Estonia’s enterprising initiatives include e-Residency, which recently marked its one-year anniversary. Surpassing official expectations, the program has attracted 7,000 participants, with next to no marketing effort. The digital identity allows individuals to establish and run a business from afar, as well as gain entry into the broader European market; though it does not confer the right of physical entry into Estonia or the European Union. By leveraging the country’s e-services, in particular the means by which to transact securely online, Estonia can effectively “become big,” in a borderless world. At launch, authorities stated that they hoped to have 10 million e-residents by 2025; an ambitious goal for a country of approximately 1.3 million people.

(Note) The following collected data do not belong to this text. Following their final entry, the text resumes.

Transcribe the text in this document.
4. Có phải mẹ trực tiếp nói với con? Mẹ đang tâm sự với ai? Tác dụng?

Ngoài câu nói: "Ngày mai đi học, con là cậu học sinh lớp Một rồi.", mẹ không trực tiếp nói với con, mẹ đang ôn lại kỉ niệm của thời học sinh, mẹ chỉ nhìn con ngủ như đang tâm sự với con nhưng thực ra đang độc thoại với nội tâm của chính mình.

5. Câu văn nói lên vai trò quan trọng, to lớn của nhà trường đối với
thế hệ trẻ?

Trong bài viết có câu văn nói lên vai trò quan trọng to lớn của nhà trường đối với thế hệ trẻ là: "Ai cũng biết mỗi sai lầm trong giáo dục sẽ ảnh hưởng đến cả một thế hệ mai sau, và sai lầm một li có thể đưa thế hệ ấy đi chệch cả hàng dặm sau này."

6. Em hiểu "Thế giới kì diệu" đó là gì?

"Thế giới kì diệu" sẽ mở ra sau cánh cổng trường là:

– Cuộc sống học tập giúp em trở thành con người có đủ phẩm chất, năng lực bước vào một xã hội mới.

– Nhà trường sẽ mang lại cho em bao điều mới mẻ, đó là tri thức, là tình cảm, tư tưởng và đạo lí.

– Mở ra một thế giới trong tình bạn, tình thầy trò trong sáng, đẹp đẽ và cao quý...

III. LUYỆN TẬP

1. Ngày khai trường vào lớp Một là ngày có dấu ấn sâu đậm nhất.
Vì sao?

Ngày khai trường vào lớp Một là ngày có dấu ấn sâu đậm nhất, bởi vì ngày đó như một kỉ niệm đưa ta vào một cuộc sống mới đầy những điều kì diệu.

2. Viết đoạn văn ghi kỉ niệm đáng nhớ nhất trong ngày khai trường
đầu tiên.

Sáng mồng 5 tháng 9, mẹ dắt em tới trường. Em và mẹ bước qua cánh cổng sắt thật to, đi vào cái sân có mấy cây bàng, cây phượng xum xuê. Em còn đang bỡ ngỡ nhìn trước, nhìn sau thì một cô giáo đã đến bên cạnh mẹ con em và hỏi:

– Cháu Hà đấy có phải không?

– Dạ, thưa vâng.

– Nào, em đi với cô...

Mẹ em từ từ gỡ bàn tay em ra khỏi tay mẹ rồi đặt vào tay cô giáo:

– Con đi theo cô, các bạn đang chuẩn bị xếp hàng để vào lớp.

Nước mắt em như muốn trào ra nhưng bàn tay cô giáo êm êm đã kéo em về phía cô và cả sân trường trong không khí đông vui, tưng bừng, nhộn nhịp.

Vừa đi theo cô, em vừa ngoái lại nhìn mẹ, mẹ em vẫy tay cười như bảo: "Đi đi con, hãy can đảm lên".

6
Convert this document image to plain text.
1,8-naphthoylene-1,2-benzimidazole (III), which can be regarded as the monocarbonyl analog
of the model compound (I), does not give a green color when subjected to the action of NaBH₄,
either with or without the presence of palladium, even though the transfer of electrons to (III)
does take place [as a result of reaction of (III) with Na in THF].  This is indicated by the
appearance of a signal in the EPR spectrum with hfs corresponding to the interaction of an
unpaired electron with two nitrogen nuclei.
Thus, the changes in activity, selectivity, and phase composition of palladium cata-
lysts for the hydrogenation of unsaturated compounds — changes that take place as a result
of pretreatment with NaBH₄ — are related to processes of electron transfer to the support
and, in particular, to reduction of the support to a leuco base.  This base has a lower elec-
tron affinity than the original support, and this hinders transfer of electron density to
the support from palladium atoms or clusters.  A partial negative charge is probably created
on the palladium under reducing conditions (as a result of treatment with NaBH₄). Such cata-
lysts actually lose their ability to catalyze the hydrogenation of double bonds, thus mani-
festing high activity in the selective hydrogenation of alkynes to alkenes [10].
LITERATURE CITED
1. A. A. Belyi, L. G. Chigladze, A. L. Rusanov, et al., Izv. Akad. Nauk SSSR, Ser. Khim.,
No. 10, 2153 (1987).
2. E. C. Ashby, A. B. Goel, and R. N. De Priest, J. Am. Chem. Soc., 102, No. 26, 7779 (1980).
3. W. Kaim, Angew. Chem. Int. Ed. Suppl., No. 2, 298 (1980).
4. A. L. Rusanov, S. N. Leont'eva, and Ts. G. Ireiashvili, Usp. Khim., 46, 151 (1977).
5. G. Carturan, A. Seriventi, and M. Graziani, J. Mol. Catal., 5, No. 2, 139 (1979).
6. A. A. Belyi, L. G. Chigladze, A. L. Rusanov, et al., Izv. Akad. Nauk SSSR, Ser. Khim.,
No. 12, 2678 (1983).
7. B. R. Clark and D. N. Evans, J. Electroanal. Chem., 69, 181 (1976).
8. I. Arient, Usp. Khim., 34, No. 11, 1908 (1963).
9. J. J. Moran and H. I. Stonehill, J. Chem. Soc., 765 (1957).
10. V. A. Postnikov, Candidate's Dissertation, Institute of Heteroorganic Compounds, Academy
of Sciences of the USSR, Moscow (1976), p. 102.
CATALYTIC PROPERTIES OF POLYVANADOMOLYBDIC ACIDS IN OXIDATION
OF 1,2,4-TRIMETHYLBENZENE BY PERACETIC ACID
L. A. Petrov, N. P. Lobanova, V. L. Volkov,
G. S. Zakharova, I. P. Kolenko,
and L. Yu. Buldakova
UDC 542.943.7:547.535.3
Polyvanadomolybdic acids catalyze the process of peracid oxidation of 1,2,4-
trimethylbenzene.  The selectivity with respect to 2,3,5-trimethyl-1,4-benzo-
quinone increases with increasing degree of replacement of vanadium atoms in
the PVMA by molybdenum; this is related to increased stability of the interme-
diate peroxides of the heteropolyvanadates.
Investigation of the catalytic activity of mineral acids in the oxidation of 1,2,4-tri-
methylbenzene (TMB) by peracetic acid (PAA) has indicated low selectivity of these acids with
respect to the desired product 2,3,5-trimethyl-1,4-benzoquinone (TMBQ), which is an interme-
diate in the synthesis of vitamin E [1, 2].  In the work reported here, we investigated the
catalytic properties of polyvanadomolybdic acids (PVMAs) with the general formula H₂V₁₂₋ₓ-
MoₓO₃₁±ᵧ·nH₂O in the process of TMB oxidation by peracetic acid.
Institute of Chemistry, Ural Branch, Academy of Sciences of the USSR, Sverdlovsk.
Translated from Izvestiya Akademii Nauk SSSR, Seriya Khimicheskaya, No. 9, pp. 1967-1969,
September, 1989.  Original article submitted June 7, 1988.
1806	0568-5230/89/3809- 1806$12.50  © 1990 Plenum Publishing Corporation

In addition, Estonia has sought to develop the ultimate continuity of operations (“COOP”) plan, designed to ensure digital resilience in the event of a national emergency, triggered either by a cyber or physical attack on the country. The “data embassies” project appears quite prescient, in retrospect, relative to recent Russian activity and saber-rattling, both cyber and kinetic, targeting the Baltics and beyond. Estonia’s initiative, first brought forward early in 2014, leverages cloud technology and aims to secure crucial databases and e-services by replicating them and storing them in friendly foreign countries. The fallback plan is particularly important for a country that is so reliant upon digital infrastructure that it architected deliberately, and implemented extensively, after regaining national independence following the collapse of the Soviet Union. With 95 percent of government services provided online, digital continuity in Estonia is a necessity rather than an option.
Estonia is a leader in cyber-defense, but are its means and methods scalable to other settings, beyond the country’s own highly sophisticated cyber environment? Regarding the data embassies in particular, privacy concerns—which rank among the European Union’s fundamental values—may be minimized when information is stored on Estonia’s sovereign territory in the form of brick and mortar embassies in the physical world. But the same may not be true if government records, which include a good deal of personal information, are stored virtually in friendly but foreign nations. There are also technical issues that appear to require further work, including limitations in existing software and in existing storage architecture in-country. The latter two shortcomings were revealed during a dry-run for the initiative, which Estonia conducted in coordination with Microsoft Corporation.
More encouragingly, the envisioned data embassies necessitate formal agreements with the various host countries, and several such instruments are currently being negotiated. This is not the first time that Estonia has worked to create a multinational community of interest, with a goal of fostering practical progress on cyber-related challenges. Estonia is also a founding member of the Digital 5 or “D5,” a new network launched in December 2014, which aspires to share best practices, improve digital services, and grow participants’ digital economies. Already, the group—which includes the UK, Israel, New Zealand, and South Korea—has committed to collaboration, to foster standards that support interoperable technology and open markets, among other things.
Estonian cyber-policy and practice has been proactive, if not perfect. By piloting programs before necessarily having in hand a 100 percent solution, but grounding this entrepreneurial approach in a mindset and culture that demands robust respect for security from the get-go, the country has carved a leadership role for itself in the digital economy and the broader wired world.
Sharon L. Cardash is Associate Director of the George Washington University Center for Cyber & Homeland Security and previously served as Security Policy Advisor to Canada’s Minister of Foreign Affairs.